Regia di Guido Malatesta vedi scheda film
XIX secolo. Per costruire un'imponente ferrovia, il granducato di Parma convoca l'ingegnere americano Farrell. Questi trova però ogni genere di opposizione e boicottaggio al suo lavoro, non ultima la presenza di un'affascinante contessina austriaca, spia in incognito dal vicino regno.
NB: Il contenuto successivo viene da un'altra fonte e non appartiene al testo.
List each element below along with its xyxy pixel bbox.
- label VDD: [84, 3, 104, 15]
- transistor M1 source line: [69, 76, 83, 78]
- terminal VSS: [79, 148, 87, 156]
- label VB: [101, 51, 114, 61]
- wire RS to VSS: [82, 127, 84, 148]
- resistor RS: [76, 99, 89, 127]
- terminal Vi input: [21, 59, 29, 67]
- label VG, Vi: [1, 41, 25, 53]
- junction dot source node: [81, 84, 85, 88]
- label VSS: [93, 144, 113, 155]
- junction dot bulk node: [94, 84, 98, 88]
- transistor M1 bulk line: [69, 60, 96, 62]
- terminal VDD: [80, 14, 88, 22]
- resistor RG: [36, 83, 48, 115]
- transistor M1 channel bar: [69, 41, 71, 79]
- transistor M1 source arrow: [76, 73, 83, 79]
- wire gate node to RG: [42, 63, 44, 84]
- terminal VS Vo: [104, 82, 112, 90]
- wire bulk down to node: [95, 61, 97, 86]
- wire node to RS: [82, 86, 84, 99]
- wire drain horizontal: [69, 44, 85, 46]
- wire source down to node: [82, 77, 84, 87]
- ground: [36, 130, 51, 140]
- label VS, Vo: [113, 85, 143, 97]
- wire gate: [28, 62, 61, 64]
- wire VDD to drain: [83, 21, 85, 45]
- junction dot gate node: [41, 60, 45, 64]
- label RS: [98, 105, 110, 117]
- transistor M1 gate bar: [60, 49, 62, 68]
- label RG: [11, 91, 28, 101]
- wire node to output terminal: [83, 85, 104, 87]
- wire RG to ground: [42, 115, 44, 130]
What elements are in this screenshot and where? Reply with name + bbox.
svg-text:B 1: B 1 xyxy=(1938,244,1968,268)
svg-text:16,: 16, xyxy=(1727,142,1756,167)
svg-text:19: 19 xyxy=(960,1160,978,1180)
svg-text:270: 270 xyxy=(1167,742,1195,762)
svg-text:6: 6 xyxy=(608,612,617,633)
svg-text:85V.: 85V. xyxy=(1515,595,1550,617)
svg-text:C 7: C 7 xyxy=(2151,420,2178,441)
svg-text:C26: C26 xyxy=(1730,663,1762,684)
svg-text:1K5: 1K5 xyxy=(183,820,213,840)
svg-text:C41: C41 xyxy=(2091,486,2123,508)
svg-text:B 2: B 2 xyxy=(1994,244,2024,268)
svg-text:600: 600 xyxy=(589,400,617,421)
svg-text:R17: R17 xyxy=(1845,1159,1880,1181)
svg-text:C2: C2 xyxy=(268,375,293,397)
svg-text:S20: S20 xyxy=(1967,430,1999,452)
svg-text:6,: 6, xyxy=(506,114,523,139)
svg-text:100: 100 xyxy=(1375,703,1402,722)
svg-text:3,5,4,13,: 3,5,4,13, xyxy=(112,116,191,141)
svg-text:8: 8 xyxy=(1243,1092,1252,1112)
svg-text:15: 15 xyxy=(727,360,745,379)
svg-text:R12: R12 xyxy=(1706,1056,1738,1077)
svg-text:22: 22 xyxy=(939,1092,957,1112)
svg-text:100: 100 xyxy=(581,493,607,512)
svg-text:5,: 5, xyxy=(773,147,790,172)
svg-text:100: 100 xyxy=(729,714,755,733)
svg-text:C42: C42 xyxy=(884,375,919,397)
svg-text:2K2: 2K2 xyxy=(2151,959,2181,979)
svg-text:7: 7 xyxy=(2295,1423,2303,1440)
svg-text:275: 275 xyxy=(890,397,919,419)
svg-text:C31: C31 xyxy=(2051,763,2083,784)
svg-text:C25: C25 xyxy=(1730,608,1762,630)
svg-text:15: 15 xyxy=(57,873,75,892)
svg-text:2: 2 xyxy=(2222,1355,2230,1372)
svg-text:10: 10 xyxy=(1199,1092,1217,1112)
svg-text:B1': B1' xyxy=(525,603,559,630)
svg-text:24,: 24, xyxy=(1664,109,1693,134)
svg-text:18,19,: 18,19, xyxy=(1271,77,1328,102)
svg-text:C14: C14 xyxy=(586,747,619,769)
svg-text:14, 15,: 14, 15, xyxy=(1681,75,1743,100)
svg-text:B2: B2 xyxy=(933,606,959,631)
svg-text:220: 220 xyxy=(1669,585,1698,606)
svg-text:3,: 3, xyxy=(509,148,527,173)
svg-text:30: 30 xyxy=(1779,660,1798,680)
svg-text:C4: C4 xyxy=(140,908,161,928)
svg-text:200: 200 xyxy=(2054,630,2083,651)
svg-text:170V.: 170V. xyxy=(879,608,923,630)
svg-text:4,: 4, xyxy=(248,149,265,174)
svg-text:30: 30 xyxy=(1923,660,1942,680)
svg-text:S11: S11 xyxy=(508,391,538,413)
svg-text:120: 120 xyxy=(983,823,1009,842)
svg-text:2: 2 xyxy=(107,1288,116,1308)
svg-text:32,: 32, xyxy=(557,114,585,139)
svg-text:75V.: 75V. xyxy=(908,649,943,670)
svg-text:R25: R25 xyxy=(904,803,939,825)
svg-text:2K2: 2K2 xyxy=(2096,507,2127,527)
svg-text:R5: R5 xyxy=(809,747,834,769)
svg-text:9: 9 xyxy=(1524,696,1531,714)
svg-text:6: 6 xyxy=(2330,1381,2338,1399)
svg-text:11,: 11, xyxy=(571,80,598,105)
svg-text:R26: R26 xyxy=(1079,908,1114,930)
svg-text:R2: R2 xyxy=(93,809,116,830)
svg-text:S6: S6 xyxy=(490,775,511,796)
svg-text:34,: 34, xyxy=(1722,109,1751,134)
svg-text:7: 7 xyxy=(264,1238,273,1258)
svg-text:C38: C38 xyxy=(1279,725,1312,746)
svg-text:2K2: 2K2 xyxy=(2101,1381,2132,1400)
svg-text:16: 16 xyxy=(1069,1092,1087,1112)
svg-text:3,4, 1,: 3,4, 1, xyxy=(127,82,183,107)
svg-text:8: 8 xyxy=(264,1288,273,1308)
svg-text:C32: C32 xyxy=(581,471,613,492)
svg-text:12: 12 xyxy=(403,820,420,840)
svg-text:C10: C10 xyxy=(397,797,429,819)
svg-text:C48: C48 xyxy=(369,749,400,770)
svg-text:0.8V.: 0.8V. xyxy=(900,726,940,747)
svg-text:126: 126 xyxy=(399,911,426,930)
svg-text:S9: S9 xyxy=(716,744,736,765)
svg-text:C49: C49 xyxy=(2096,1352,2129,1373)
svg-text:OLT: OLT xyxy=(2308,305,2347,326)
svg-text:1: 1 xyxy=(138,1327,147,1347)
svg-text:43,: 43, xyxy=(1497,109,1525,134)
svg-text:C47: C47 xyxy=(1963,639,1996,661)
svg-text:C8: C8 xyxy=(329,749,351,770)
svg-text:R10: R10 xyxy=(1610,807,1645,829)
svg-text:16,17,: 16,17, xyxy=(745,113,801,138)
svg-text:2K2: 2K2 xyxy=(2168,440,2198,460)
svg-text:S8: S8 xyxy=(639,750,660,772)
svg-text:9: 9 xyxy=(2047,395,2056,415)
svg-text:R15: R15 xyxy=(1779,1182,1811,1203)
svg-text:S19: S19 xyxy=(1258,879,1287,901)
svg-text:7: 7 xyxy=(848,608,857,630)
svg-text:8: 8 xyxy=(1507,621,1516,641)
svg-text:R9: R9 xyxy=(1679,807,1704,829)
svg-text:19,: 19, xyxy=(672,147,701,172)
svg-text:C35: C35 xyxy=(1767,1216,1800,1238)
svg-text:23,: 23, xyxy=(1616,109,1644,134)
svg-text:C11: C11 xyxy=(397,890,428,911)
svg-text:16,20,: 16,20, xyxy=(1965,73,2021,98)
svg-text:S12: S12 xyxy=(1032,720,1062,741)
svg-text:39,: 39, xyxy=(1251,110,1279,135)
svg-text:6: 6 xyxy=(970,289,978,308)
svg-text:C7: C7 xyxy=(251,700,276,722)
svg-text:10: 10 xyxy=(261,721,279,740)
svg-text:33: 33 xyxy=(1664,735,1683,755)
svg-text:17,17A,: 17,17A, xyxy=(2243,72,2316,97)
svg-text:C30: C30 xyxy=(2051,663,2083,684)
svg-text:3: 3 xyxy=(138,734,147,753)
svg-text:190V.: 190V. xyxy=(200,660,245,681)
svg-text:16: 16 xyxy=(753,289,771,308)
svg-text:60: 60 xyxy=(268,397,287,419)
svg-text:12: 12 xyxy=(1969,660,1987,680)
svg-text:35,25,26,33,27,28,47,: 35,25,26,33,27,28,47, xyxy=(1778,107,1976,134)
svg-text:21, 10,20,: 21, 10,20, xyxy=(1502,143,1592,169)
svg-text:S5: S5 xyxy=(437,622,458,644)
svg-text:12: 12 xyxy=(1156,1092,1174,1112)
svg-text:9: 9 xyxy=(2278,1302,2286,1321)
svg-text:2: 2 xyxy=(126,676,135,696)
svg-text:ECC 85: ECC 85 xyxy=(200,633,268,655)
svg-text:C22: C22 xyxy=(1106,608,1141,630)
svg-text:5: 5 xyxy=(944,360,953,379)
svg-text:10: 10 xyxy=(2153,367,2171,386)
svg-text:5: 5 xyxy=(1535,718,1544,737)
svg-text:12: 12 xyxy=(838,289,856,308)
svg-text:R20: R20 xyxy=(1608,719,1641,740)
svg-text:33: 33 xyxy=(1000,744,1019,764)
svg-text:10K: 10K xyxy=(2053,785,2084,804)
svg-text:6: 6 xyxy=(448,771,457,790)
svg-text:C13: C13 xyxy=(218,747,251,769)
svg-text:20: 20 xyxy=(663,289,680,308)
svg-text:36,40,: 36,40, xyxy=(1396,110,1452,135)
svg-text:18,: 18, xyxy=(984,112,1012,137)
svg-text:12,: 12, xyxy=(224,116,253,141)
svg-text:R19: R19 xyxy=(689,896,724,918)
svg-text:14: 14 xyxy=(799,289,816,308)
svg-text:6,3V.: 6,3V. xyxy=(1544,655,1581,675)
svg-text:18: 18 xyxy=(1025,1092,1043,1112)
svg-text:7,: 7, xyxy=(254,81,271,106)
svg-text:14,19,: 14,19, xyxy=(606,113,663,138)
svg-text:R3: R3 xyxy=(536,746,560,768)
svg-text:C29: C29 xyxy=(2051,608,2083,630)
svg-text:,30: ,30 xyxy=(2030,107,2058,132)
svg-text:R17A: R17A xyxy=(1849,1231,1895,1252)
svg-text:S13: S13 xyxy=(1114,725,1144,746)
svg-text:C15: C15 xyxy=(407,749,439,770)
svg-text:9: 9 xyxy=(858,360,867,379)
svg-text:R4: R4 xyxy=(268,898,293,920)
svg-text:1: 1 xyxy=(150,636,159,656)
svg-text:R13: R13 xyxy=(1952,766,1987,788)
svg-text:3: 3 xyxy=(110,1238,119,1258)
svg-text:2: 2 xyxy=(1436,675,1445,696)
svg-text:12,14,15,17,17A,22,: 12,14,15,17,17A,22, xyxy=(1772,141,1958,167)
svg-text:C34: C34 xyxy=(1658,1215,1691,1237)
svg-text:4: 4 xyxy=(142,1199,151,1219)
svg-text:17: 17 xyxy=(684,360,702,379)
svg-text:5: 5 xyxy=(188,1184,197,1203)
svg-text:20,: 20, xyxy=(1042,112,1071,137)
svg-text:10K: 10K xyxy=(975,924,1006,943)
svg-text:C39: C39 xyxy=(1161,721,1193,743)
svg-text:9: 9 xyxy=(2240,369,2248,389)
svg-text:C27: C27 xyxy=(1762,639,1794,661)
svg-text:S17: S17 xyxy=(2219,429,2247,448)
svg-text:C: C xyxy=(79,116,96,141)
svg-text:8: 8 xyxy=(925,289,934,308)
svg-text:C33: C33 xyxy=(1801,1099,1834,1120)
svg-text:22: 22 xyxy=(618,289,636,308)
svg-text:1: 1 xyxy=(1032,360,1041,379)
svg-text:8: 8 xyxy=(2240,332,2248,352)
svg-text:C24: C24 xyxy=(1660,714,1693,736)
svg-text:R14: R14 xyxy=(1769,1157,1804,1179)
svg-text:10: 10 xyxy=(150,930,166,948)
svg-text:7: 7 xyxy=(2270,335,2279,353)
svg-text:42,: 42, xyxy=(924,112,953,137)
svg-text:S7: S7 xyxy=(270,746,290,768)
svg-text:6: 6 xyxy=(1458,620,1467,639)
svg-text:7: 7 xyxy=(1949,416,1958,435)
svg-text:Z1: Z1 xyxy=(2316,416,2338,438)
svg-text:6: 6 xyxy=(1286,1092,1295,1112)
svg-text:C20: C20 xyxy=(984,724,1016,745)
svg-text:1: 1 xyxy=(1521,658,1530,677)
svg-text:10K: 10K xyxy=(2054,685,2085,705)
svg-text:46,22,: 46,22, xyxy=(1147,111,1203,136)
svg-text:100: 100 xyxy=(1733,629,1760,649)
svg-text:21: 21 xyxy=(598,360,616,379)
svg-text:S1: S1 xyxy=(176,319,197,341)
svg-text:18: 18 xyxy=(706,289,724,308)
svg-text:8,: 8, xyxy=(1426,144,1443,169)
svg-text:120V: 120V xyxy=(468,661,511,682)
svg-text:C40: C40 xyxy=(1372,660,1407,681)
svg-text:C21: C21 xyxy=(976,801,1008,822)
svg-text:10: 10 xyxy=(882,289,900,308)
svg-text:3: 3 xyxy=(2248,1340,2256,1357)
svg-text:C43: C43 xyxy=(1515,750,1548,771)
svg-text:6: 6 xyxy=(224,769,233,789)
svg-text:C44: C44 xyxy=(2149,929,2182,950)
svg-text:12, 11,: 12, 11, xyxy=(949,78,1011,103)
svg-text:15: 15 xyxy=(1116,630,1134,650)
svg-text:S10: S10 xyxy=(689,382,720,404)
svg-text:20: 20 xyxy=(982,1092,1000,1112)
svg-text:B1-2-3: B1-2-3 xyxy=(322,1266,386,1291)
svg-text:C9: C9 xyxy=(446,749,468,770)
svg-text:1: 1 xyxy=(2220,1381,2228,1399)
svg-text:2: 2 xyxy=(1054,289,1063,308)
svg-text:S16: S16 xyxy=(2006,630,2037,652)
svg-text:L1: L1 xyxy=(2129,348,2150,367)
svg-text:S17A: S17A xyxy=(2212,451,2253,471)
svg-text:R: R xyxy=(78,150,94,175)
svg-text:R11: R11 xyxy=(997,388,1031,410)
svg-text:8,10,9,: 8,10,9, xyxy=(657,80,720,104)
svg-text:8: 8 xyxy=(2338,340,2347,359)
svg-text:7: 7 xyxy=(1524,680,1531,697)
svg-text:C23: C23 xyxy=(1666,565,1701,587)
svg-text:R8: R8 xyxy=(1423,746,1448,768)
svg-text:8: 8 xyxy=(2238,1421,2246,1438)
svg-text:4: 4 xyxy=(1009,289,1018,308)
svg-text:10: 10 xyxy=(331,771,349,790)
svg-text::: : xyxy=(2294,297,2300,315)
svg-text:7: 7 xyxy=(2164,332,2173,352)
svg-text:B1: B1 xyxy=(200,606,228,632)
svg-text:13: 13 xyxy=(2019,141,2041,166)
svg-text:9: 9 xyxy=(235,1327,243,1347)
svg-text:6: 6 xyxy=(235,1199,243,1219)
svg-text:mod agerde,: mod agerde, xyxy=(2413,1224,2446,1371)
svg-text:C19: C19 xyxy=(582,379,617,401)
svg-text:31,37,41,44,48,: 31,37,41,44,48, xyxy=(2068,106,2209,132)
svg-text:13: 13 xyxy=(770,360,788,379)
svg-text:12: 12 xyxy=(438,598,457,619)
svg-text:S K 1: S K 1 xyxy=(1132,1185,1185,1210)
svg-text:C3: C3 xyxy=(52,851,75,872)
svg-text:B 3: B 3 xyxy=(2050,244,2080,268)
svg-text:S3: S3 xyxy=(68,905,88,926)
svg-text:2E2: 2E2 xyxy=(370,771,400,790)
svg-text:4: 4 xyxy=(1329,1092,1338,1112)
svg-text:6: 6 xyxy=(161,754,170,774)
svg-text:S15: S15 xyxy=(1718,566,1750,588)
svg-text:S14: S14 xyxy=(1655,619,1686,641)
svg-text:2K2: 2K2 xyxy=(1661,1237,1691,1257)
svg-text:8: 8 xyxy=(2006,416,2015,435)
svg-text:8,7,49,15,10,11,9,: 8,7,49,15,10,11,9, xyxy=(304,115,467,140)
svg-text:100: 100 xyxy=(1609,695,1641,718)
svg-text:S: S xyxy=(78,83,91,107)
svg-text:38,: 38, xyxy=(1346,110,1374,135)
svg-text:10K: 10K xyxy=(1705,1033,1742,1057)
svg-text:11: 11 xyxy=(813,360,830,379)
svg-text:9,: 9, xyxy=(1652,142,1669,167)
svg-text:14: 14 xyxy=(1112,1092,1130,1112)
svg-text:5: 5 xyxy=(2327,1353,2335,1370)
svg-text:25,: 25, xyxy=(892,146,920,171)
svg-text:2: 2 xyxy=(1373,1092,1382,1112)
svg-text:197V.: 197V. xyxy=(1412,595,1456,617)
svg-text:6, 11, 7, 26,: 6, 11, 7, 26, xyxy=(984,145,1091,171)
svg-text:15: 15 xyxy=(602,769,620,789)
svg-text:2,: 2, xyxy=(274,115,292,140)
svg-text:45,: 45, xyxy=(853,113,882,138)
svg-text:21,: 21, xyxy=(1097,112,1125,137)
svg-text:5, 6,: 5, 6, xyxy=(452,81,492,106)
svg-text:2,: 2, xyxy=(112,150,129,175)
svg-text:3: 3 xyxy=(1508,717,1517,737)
Scritto dal regista insieme ad Arpad DeRiso, La strada dei giganti è un curioso film d'avventura e d'azione girato a budget ridotto, ma con dignitosa applicazione. Di curioso c'è innanzitutto l'ambientazione ottocentesca nel granducato di Parma, non certo un contesto classico per il cinema; anche l'atmosfera western che palpita nell'opera è elemento sostanzialmente fuorviante, poichè a tutti gli effetti ci troviamo in un altro continente e con altre prerogative di partenza. Infine, una certa leggerezza nella storia, non priva di momenti ironici, ricorda proprio gli spaghetti western di un decennio più tardi, con tanto di scazzottata furibonda tutti contro tutti verso il finale. Guido Malatesta era attivo da qualche anno dietro la macchina da presa, dopo un iniziale periodo di assestamento in qualità di sceneggiatore (ruolo che non abbandonerà comunque mai, portandolo avanti fino a fine carriera); la sua specialità sarebbe diventata entro breve il film d'avventura a basso costo: si spenderà soprattutto a licenziare peplum, cappa & spada e affini. Qui le scarse idee e gli altrettanti mezzi non pesano più di tanto e la vicenda si lascia seguire senza troppa fatica, complice la scrittura azzeccata dei personaggi; d'altronde il cast non è fra i migliori, potendo contare solo su nomi di medio-basso livello: Chelo Alonso, Don Megowan, Ivo Garrani, Hildegard Knef, Daniele Vargas e Paul Muller sono i principali, mentre una particina viene riservata a Carlo Pisacane-Capannelle, ai tempi superimpegnato dopo il successo de I soliti ignoti (1958). 3/10.